2023年度のHardcore Hundred Milesのレースプロフィール。左端がスタートになる。一番標高が高いのがプラグ山だ。
未知の領域へ飛び込む覚悟で初の100マイル挑戦!
初参戦のレースは2023年5月。夜10時にスタートし、制限時間は40時間。小さな町カヤパを基点に、壮大なコルディリェラ山脈を一周する。
私は戦略を練った。特に警戒すべきは、AS3からAS4に向かうプラグ山(標高2928m)とAS8からAS9に向かうウゴ山の急登だ。プラグ山は中強度のペースで乗り切り、レース終盤のウゴ山は体力をしっかり温存していなければ踏破できない。
フィリピン人ランナーから「Run smart」(賢く走れ)というアドバイスを受けた。その言葉の意味を理解するのはレース終盤になってからだった。
スタートが近づくと、ランナーたちが次々と会場に集まり始める。大半がフィリピン人で、日本人は私を含めてわずか2人だけだった。

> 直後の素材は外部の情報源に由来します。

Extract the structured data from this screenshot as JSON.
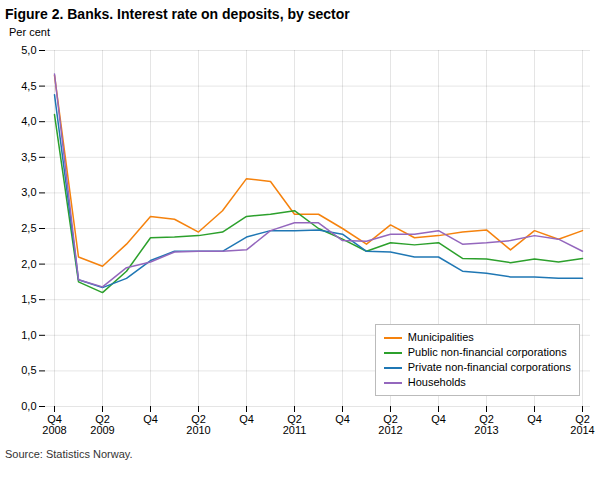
{
  "chart_data": {
    "type": "line",
    "title": "Figure 2. Banks. Interest rate on deposits, by sector",
    "ylabel": "Per cent",
    "source": "Source: Statistics Norway.",
    "categories": [
      "Q4\n2008",
      null,
      "Q2\n2009",
      null,
      "Q4",
      null,
      "Q2\n2010",
      null,
      "Q4",
      null,
      "Q2\n2011",
      null,
      "Q4",
      null,
      "Q2\n2012",
      null,
      "Q4",
      null,
      "Q2\n2013",
      null,
      "Q4",
      null,
      "Q2\n2014"
    ],
    "series": [
      {
        "name": "Municipalities",
        "color": "#F5820D",
        "values": [
          4.65,
          2.1,
          1.97,
          2.28,
          2.67,
          2.63,
          2.45,
          2.75,
          3.2,
          3.16,
          2.7,
          2.7,
          2.5,
          2.28,
          2.55,
          2.37,
          2.4,
          2.45,
          2.48,
          2.2,
          2.47,
          2.35,
          2.47
        ]
      },
      {
        "name": "Public non-financial corporations",
        "color": "#2CA02C",
        "values": [
          4.1,
          1.75,
          1.6,
          1.9,
          2.37,
          2.38,
          2.4,
          2.45,
          2.67,
          2.7,
          2.75,
          2.5,
          2.35,
          2.18,
          2.3,
          2.27,
          2.3,
          2.08,
          2.07,
          2.02,
          2.07,
          2.03,
          2.08
        ]
      },
      {
        "name": "Private non-financial corporations",
        "color": "#1F77B4",
        "values": [
          4.38,
          1.78,
          1.67,
          1.8,
          2.05,
          2.18,
          2.18,
          2.18,
          2.38,
          2.47,
          2.47,
          2.48,
          2.42,
          2.18,
          2.17,
          2.1,
          2.1,
          1.9,
          1.87,
          1.82,
          1.82,
          1.8,
          1.8
        ]
      },
      {
        "name": "Households",
        "color": "#9467BD",
        "values": [
          4.67,
          1.78,
          1.68,
          1.95,
          2.03,
          2.17,
          2.18,
          2.18,
          2.2,
          2.47,
          2.58,
          2.58,
          2.33,
          2.32,
          2.42,
          2.42,
          2.47,
          2.28,
          2.3,
          2.33,
          2.4,
          2.35,
          2.18
        ]
      }
    ],
    "ylim": [
      0.0,
      5.0
    ],
    "yticks": [
      {
        "value": 0.0,
        "label": "0,0"
      },
      {
        "value": 0.5,
        "label": "0,5"
      },
      {
        "value": 1.0,
        "label": "1,0"
      },
      {
        "value": 1.5,
        "label": "1,5"
      },
      {
        "value": 2.0,
        "label": "2,0"
      },
      {
        "value": 2.5,
        "label": "2,5"
      },
      {
        "value": 3.0,
        "label": "3,0"
      },
      {
        "value": 3.5,
        "label": "3,5"
      },
      {
        "value": 4.0,
        "label": "4,0"
      },
      {
        "value": 4.5,
        "label": "4,5"
      },
      {
        "value": 5.0,
        "label": "5,0"
      }
    ],
    "grid": true,
    "legend": "lower right"
  }
}
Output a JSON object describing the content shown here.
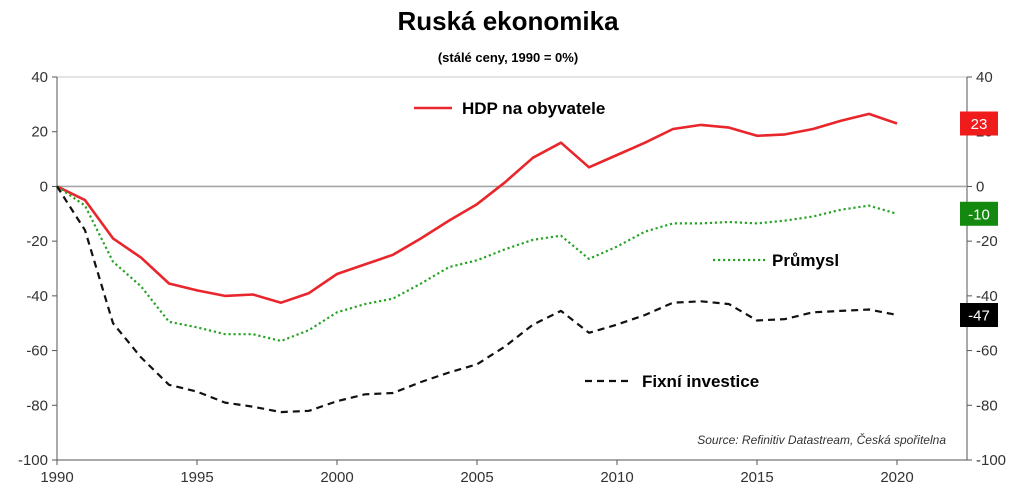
{
  "chart_data": {
    "type": "line",
    "title": "Ruská ekonomika",
    "subtitle": "(stálé ceny, 1990 = 0%)",
    "source": "Source: Refinitiv Datastream, Česká spořitelna",
    "xlim": [
      1990,
      2022.5
    ],
    "ylim": [
      -100,
      40
    ],
    "x_ticks": [
      1990,
      1995,
      2000,
      2005,
      2010,
      2015,
      2020
    ],
    "y_ticks": [
      -100,
      -80,
      -60,
      -40,
      -20,
      0,
      20,
      40
    ],
    "y_axis_both_sides": true,
    "zero_line": true,
    "grid": false,
    "x": [
      1990,
      1991,
      1992,
      1993,
      1994,
      1995,
      1996,
      1997,
      1998,
      1999,
      2000,
      2001,
      2002,
      2003,
      2004,
      2005,
      2006,
      2007,
      2008,
      2009,
      2010,
      2011,
      2012,
      2013,
      2014,
      2015,
      2016,
      2017,
      2018,
      2019,
      2020
    ],
    "series": [
      {
        "name": "HDP na obyvatele",
        "color": "#e8262c",
        "style": "solid",
        "end_label": "23",
        "values": [
          0,
          -5,
          -19,
          -26,
          -35.5,
          -38,
          -40,
          -39.5,
          -42.5,
          -39,
          -32,
          -28.5,
          -25,
          -19,
          -12.5,
          -6.5,
          1.5,
          10.5,
          16,
          7,
          11.5,
          16,
          21,
          22.5,
          21.5,
          18.5,
          19,
          21,
          24,
          26.5,
          23
        ]
      },
      {
        "name": "Průmysl",
        "color": "#26a326",
        "style": "dotted",
        "end_label": "-10",
        "values": [
          0,
          -7,
          -27.5,
          -36.5,
          -49.5,
          -51.5,
          -54,
          -54,
          -56.5,
          -52.5,
          -46,
          -43,
          -41,
          -35.5,
          -29.5,
          -27,
          -23,
          -19.5,
          -18,
          -26.5,
          -22,
          -16.5,
          -13.5,
          -13.5,
          -13,
          -13.5,
          -12.5,
          -11,
          -8.5,
          -7,
          -10
        ]
      },
      {
        "name": "Fixní investice",
        "color": "#111111",
        "style": "dashed",
        "end_label": "-47",
        "values": [
          0,
          -16,
          -50,
          -62.5,
          -72.5,
          -75,
          -79,
          -80.5,
          -82.5,
          -82,
          -78.5,
          -76,
          -75.5,
          -71.5,
          -68,
          -65,
          -58.5,
          -50.5,
          -45.5,
          -53.5,
          -50.5,
          -47,
          -42.5,
          -42,
          -43,
          -49,
          -48.5,
          -46,
          -45.5,
          -45,
          -47
        ]
      }
    ],
    "badge_colors": [
      "#f01c1c",
      "#14890f",
      "#000000"
    ]
  }
}
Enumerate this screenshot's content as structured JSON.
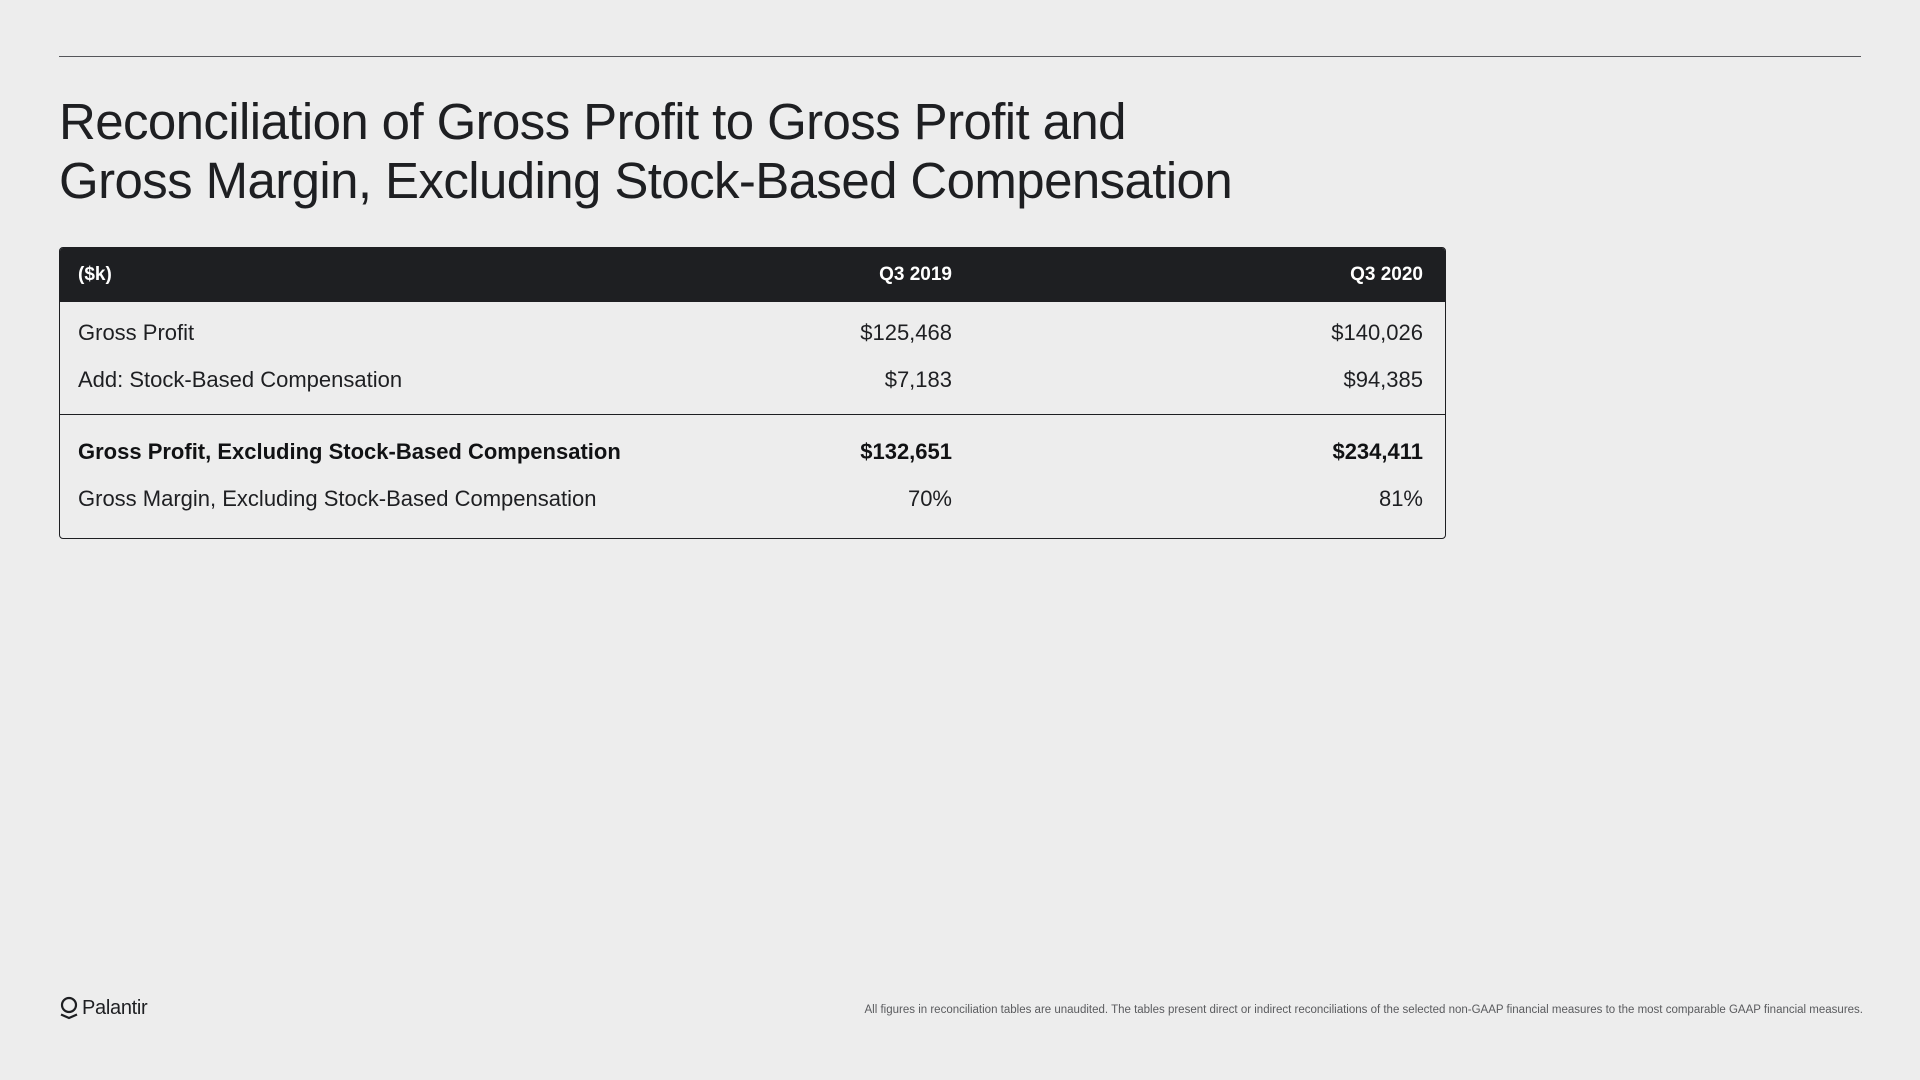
{
  "slide": {
    "title_line1": "Reconciliation of Gross Profit to Gross Profit and",
    "title_line2": "Gross Margin, Excluding Stock-Based Compensation"
  },
  "table": {
    "header": {
      "label": "($k)",
      "col1": "Q3 2019",
      "col2": "Q3 2020"
    },
    "rows": [
      {
        "label": "Gross Profit",
        "q3_2019": "$125,468",
        "q3_2020": "$140,026"
      },
      {
        "label": "Add: Stock-Based Compensation",
        "q3_2019": "$7,183",
        "q3_2020": "$94,385"
      },
      {
        "label": "Gross Profit, Excluding Stock-Based Compensation",
        "q3_2019": "$132,651",
        "q3_2020": "$234,411"
      },
      {
        "label": "Gross Margin, Excluding Stock-Based Compensation",
        "q3_2019": "70%",
        "q3_2020": "81%"
      }
    ]
  },
  "footer": {
    "logo_text": "Palantir",
    "logo_icon": "palantir-logo-icon",
    "note": "All figures in reconciliation tables are unaudited. The tables present direct or indirect reconciliations of the selected non-GAAP financial measures to the most comparable GAAP financial measures."
  },
  "colors": {
    "background": "#ededed",
    "header_bg": "#1e1f22",
    "text": "#1e1f22",
    "footnote": "#5a5b5e"
  }
}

まだまだ元気なレース前の記念に一枚。右からベトナム在住の日本人ランナー、その友人のベトナム人ランナー、そして私。

夜通し走り続けて夜が明けてくる瞬間は、孤独から解放され、不思議と一種の安堵感をもたらしてくれる。

約100mの超スリリングな吊り橋。一歩踏み込むたびに揺れ動く細いロープだけが頼りの綱だ。安全がある程度保障されている日本のレースではありえないものだ。

熱帯地域の高地で見られるモッシーフォレストの中を進む。湿度が非常に高く、涼しい気候が特徴で、苔に覆われた幻想的な風景が広がる森林エコシステムだ。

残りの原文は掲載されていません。